02-23-2012 12:54 PM
I have some fairly large data sets that are created on a monthly basis. I was wondering if you have any tips on data compression techniqes to speed up the time SAS takes to create these data sets?
Thanks for the tips!
02-23-2012 01:21 PM
You're asking two different questions. Compression affects disk space usage. As a general rule, this does not speed up programs but rather slows them down slightly. What are you trying to accomplish?
02-23-2012 06:23 PM
Like others have said, seeing what your data and data needs are, as well as environment, would have to be known in order for anyone to suggest valid possibilities.

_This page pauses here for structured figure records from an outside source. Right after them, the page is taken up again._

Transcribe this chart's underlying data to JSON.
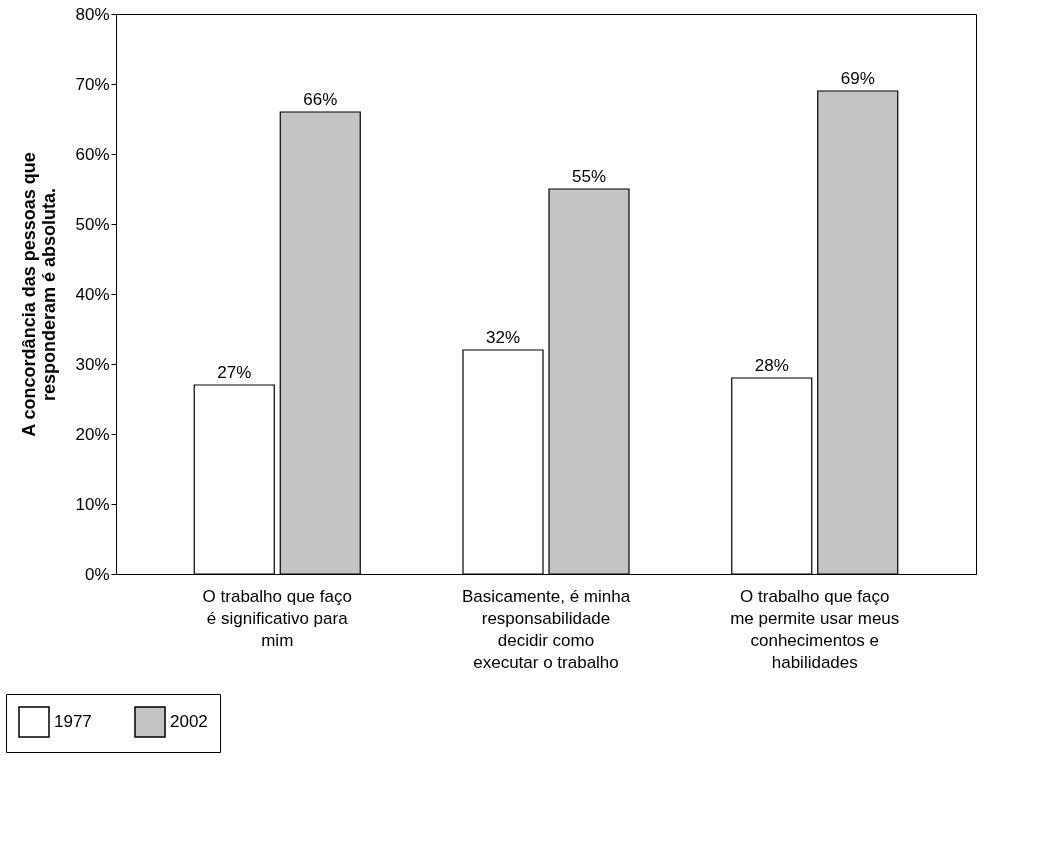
{
  "chart_data": {
    "type": "bar",
    "ylabel": "A concordância das pessoas que responderam é absoluta.",
    "categories": [
      "O trabalho que faço é significativo para mim",
      "Basicamente, é minha responsabilidade decidir como executar o trabalho",
      "O trabalho que faço me permite usar meus conhecimentos e habilidades"
    ],
    "series": [
      {
        "name": "1977",
        "color": "#ffffff",
        "values": [
          27,
          32,
          28
        ],
        "value_labels": [
          "27%",
          "32%",
          "28%"
        ]
      },
      {
        "name": "2002",
        "color": "#c4c4c4",
        "values": [
          66,
          55,
          69
        ],
        "value_labels": [
          "66%",
          "55%",
          "69%"
        ]
      }
    ],
    "ylim": [
      0,
      80
    ],
    "yticks": [
      {
        "value": 0,
        "label": "0%"
      },
      {
        "value": 10,
        "label": "10%"
      },
      {
        "value": 20,
        "label": "20%"
      },
      {
        "value": 30,
        "label": "30%"
      },
      {
        "value": 40,
        "label": "40%"
      },
      {
        "value": 50,
        "label": "50%"
      },
      {
        "value": 60,
        "label": "60%"
      },
      {
        "value": 70,
        "label": "70%"
      },
      {
        "value": 80,
        "label": "80%"
      }
    ],
    "grid": false,
    "legend": "bottom left"
  }
}
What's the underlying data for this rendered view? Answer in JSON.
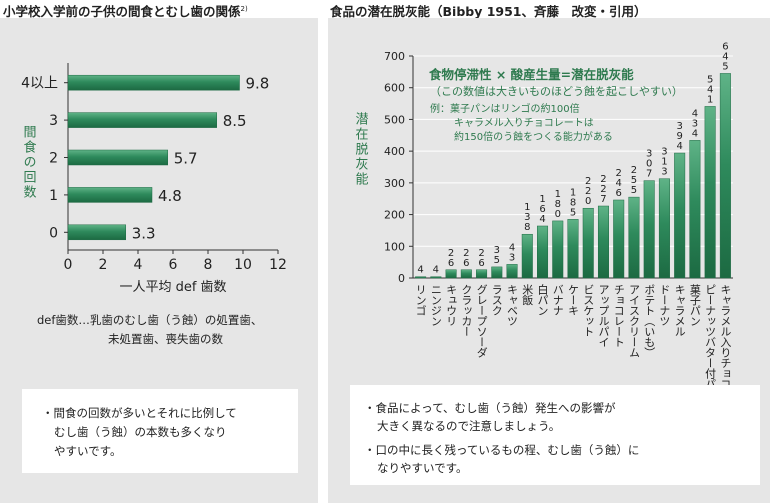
{
  "left": {
    "title": "小学校入学前の子供の間食とむし歯の関係",
    "title_sup": "2)",
    "def_note_1": "def歯数…乳歯のむし歯（う蝕）の処置歯、",
    "def_note_2": "未処置歯、喪失歯の数",
    "box_line_1": "・間食の回数が多いとそれに比例して",
    "box_line_2": "むし歯（う蝕）の本数も多くなり",
    "box_line_3": "やすいです。"
  },
  "right": {
    "title": "食品の潜在脱灰能（Bibby 1951、斉藤　改変・引用）",
    "box_line_1": "・食品によって、むし歯（う蝕）発生への影響が",
    "box_line_2": "大きく異なるので注意しましょう。",
    "box_line_3": "・口の中に長く残っているもの程、むし歯（う蝕）に",
    "box_line_4": "なりやすいです。"
  },
  "colors": {
    "bar": "#2e8a5c",
    "panel": "#e6e6e6",
    "accent_text": "#2e7a4e"
  },
  "chart_data": [
    {
      "type": "bar",
      "orientation": "horizontal",
      "categories": [
        "0",
        "1",
        "2",
        "3",
        "4以上"
      ],
      "values": [
        3.3,
        4.8,
        5.7,
        8.5,
        9.8
      ],
      "value_labels": [
        "3.3",
        "4.8",
        "5.7",
        "8.5",
        "9.8"
      ],
      "xlabel": "一人平均 def 歯数",
      "ylabel": "間食の回数",
      "xlim": [
        0,
        12
      ],
      "xticks": [
        "0",
        "2",
        "4",
        "6",
        "8",
        "10",
        "12"
      ],
      "grid": false
    },
    {
      "type": "bar",
      "categories": [
        "リンゴ",
        "ニンジン",
        "キュウリ",
        "クラッカー",
        "グレープソーダ",
        "ラスク",
        "キャベツ",
        "米飯",
        "白パン",
        "バナナ",
        "ケーキ",
        "ビスケット",
        "アップルパイ",
        "チョコレート",
        "アイスクリーム",
        "ポテト（いも）",
        "ドーナツ",
        "キャラメル",
        "菓子パン",
        "ピーナッツバター付パン",
        "キャラメル入りチョコレート"
      ],
      "values": [
        4,
        4,
        26,
        26,
        26,
        35,
        43,
        138,
        164,
        180,
        185,
        220,
        227,
        246,
        255,
        307,
        313,
        394,
        434,
        541,
        645
      ],
      "value_labels": [
        "4",
        "4",
        "26",
        "26",
        "26",
        "35",
        "43",
        "138",
        "164",
        "180",
        "185",
        "220",
        "227",
        "246",
        "255",
        "307",
        "313",
        "394",
        "434",
        "541",
        "645"
      ],
      "ylabel": "潜在脱灰能",
      "ylim": [
        0,
        700
      ],
      "yticks": [
        "0",
        "100",
        "200",
        "300",
        "400",
        "500",
        "600",
        "700"
      ],
      "grid": true,
      "annotation": {
        "headline": "食物停滞性 × 酸産生量=潜在脱灰能",
        "subline": "（この数値は大きいものほどう蝕を起こしやすい）",
        "example_1": "例：菓子パンはリンゴの約100倍",
        "example_2": "キャラメル入りチョコレートは",
        "example_3": "約150倍のう蝕をつくる能力がある"
      }
    }
  ]
}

Tom mentioned summarizing as early as possible. I agree, but would even back up a step before that. Only import and/or keep the data that are really necessary.
02-23-2012 01:31 PM
Since the slower computing operation is typically I/O compression often does speed up programs by allowing the disk to push the data faster at the cost of increased CPU usage. It all depends where your bottlenecking in performance.

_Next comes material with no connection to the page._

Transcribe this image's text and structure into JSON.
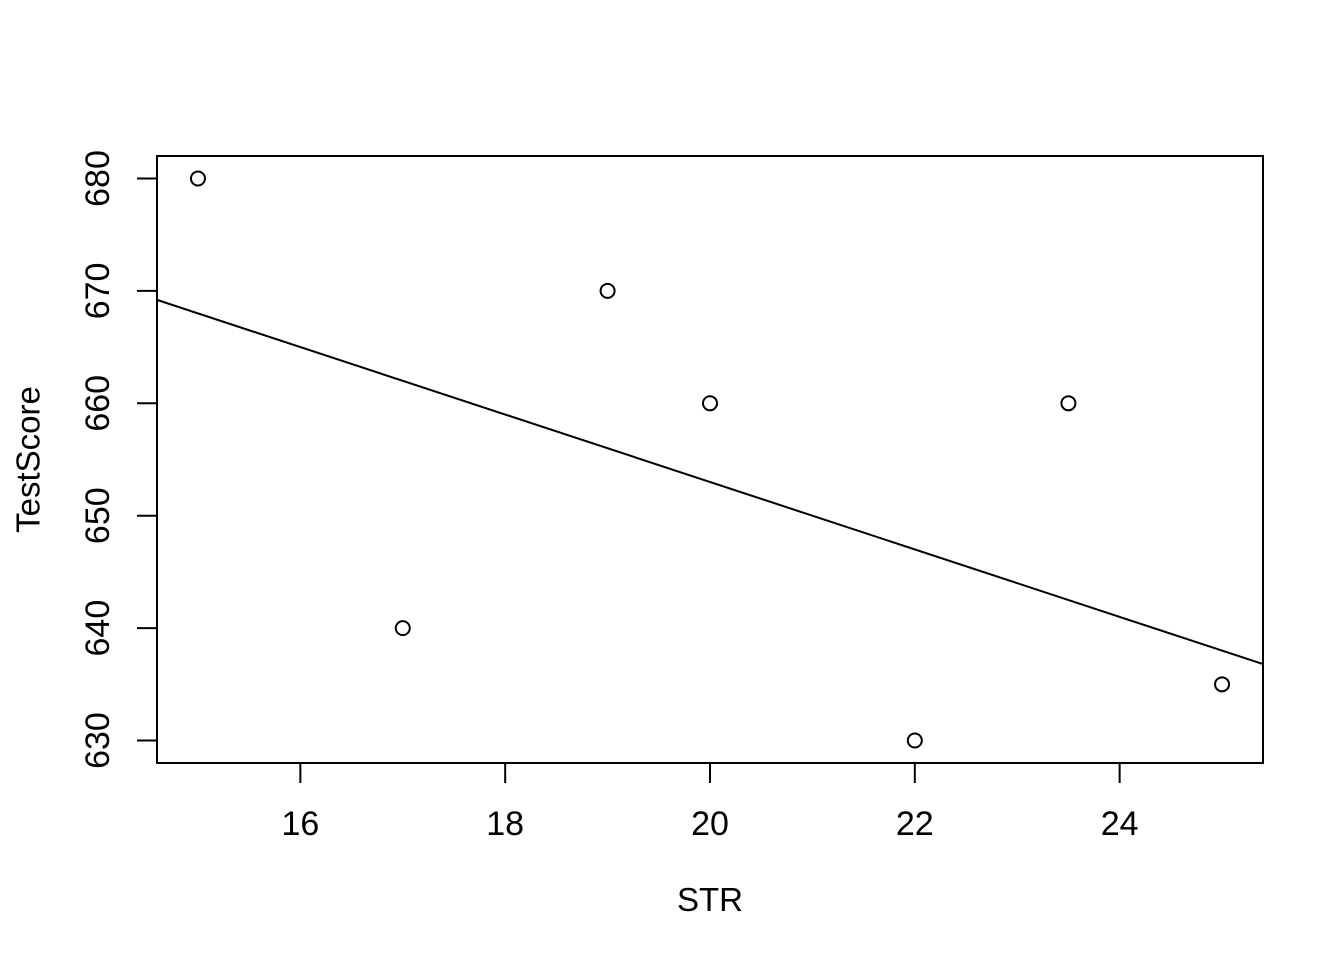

Please provide additional information about how these files are created currently on a monthly basis and any system information you know or feel comfortable sharing, especially OS, available storage types, cpu counts, ram, etc..
What is the nature of the data, does it have natural segmentation for the analysis you intend to do with it? Why do you feel this program is running slow? What is it's current performance metrics and where would you want it to be?
Increasing performance is a very large question to ask so vaguely.
02-23-2012 07:28 PM
In My experience compressing has actually speed up the process, it really depends on where the bottle neck is... Ie if you have slow disk, writing/reading as little as possible helps...
02-24-2012 03:42 AM
If we look at compression as such, if your data is mainly character, try the ordinary CHAR method.
If you have lots of numerical data, try BINARY.
If you have lots of numerical integers, you can try to specify other length than the default 8.
As Barry says, it deponds on your system and data, if compression will help processing time. The penalty for compression is more CPU cycles.
My experience is that you need at least 50% compression to gain shorter processing time.
Hoe long is your run time anyway? Do you have indexes defined?
Depending on the requirements, some re-modelling of the data can sometimes help.
02-24-2012 01:53 PM
If I don't want to babysit the program while running I'd be tempted to schedule it to run while I'm out of the office, say overnight if possible. Then everything is done when I come in the morning.